Here's an alternative line of thinking that should eliminate all your issues. I know it won't because you sound like you're angry that people don't play the way you want them to and so you'd like to stop them from doing so. But the premise of your argument is that these Great Buildings shouldn't be allowed because they are in the player's future eras. The reasoning is sound if you consider players to be in a bubble where building things is concerned.
However, I don't believe the tech tree is something that the people of your town "discover" as they get more advanced. I believe the tech tree is something that your people become more self-capable with. Meaning... just because you can't produce a higher-age thing doesn't mean that this higher-age thing is unknown to them or impossible to acquire. You have friends. You have a guild. Those folks are capable of "investing" in your town. In the real world, this happens. A lower-resource, less capable society may not be able to develop high-tech industry on their own, but that doesn't mean the infrastructure can't be built by someone from outside their community... even using labor from within the community to do so. The tech can't be built locally because they don't have the means, but they still have access to it. They might even look strange with a cell phone tower in the middle of a mostly farm-based community. But if cell phones allow them to export their goods and bring in much-needed trade, then who are we to look at them funny? Maybe as they grow and thrive, they will advance and be able to do more and more internally. But in the meantime, they shouldn't be relegated to sticking only to the things they can do.

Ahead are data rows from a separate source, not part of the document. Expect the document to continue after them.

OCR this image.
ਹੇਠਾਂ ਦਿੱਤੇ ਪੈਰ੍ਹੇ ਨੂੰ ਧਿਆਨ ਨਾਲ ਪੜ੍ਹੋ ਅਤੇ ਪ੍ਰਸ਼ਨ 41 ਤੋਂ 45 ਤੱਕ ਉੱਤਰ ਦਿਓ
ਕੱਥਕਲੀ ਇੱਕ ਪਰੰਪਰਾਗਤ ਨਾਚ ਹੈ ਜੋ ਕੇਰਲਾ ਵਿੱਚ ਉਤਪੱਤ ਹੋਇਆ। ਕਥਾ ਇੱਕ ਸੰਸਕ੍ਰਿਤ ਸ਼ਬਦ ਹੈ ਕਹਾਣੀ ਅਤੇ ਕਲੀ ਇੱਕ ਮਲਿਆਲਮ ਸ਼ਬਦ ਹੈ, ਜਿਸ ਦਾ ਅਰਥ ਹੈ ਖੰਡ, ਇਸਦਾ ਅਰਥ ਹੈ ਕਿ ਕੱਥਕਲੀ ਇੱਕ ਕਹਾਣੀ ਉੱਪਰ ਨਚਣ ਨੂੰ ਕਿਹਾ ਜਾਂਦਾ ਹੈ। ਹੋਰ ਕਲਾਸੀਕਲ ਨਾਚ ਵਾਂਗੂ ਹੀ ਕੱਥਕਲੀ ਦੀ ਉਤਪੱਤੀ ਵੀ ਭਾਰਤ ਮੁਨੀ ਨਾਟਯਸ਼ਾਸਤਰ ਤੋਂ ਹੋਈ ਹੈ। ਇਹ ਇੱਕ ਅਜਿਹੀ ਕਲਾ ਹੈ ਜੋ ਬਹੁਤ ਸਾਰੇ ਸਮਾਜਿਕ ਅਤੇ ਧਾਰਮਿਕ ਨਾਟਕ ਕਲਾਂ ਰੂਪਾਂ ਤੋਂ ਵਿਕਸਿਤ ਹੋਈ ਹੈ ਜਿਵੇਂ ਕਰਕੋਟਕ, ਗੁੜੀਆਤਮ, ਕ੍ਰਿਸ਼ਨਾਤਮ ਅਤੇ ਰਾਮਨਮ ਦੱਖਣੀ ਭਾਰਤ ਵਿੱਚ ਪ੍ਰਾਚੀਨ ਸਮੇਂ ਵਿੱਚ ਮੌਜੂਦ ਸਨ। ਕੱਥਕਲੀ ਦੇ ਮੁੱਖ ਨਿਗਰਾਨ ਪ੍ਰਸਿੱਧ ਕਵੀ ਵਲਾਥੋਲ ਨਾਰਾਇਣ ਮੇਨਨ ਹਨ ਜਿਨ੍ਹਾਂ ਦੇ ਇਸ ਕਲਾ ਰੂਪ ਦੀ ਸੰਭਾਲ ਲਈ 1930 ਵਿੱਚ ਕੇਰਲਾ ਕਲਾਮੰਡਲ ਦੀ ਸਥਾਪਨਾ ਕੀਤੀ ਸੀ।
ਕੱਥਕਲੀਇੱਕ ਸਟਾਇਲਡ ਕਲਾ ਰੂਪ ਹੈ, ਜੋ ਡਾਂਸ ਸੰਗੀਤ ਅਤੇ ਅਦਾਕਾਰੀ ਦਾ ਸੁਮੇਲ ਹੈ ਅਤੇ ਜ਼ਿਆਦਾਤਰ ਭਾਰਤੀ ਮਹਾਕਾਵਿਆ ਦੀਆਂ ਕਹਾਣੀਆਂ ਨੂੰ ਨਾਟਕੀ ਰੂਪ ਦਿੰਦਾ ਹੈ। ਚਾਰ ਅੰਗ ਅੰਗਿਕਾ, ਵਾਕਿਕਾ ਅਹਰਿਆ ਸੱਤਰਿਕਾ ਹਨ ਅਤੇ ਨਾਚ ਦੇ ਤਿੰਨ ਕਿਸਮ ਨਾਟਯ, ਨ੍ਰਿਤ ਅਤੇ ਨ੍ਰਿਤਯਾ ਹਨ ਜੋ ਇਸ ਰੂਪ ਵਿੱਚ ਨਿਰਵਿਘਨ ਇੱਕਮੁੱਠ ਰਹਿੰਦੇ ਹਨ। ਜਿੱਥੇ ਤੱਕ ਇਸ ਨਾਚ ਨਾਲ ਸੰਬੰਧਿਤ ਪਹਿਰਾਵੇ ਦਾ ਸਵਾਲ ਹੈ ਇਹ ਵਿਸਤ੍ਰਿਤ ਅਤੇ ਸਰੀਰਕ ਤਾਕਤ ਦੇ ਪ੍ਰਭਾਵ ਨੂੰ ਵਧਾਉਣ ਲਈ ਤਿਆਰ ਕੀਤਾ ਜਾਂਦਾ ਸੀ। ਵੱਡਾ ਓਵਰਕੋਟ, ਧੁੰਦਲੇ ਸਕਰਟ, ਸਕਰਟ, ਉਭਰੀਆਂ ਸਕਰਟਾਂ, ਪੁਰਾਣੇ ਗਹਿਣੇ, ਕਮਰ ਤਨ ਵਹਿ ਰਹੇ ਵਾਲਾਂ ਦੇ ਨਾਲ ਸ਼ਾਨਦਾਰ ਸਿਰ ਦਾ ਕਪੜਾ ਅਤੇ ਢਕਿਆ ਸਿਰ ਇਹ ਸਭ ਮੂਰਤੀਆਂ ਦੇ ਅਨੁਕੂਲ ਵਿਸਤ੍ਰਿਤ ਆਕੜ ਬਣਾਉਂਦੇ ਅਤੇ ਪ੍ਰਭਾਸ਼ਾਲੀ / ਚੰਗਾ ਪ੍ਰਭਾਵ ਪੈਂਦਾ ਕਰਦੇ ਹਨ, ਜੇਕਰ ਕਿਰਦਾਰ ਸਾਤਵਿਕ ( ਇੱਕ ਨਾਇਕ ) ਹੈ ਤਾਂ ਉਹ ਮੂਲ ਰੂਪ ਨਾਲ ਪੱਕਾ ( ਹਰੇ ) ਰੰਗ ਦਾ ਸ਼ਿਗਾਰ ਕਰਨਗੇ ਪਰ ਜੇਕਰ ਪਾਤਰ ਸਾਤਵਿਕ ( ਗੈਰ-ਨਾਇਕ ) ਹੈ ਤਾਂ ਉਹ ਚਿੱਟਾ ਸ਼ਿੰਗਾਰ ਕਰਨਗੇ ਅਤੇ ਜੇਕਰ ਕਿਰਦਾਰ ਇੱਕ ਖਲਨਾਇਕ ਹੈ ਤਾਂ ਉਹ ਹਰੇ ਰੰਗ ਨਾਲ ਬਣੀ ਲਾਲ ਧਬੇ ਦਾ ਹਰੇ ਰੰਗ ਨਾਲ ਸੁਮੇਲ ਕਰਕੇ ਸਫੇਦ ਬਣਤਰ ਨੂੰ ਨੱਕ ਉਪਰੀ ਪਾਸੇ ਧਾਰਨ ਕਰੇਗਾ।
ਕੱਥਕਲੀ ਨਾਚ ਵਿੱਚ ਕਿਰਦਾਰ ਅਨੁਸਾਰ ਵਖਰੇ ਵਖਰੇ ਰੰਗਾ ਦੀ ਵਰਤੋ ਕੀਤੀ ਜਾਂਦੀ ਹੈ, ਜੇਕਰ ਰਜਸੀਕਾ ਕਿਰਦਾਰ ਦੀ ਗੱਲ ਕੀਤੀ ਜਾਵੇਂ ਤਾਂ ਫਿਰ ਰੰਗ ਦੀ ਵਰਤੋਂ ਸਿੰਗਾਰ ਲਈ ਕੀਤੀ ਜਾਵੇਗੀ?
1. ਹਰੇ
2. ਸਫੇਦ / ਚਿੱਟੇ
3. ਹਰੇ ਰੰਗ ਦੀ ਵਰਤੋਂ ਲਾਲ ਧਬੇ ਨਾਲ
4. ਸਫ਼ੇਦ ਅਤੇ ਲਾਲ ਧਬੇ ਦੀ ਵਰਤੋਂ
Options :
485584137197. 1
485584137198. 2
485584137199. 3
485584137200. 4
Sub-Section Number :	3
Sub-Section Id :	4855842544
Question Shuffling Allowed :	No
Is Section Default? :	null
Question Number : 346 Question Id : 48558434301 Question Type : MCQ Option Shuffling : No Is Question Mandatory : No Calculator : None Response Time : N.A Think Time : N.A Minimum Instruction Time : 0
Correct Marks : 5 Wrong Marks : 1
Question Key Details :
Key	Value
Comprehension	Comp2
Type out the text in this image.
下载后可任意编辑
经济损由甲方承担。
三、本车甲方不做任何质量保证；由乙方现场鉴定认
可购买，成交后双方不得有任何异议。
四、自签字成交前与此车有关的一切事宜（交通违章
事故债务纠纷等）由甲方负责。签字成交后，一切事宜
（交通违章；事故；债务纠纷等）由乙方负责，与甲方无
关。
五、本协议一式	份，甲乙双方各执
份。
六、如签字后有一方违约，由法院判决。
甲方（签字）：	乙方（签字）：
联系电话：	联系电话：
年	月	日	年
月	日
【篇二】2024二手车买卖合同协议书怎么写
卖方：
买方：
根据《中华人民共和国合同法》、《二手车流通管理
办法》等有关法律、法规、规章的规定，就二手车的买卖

So... a town that is centered around the appeal of a low-tech kind of "ancient" tourism shouldn't be expected to remain in the age of that tourist draw for all things. For one, it wouldn't be a very good tourist attraction if it did. You still need ATMs, cell phone and internet access, etc. for the tourists and for the people in charge of marketing the tourism, among other needs. You may be in a lower age of tech internally because your town is "mostly" stuck in the middle ages, for example, but you've added some key components to allow your middle-age town to thrive as a tourist destination. Perhaps a modern hotel for folks who don't want to sleep in a barn. Maybe a bank so they can spend money in your town and you don't have to keep that money under your mattress. How about a nice restaurant for people with food allergies so they know you aren't going to kill them for dinner. These are examples of towns that might be internally low on the tech tree, but that have had things introduced as amenities despite the low-tech nature of their existence.
The thing about camping in a low era that folks dismiss is that it doesn't necessarily have to be thought of as a town stagnating at a low level, but could be thought of as a town that is purposely not "aging" itself, but still finding ways to advance that are more subtle, but highly useful. Many European towns are visually stuck in the past, but that doesn't mean they haven't found a way to generate electricity or offer indoor plumbing. If we age our town using the tech tree, we lose our "quaint old town" appeal. Many towns in the real world purposely hold on to this. I see no reason why we shouldn't be allowed to do the same, while still finding ways to exist in a modern world as well.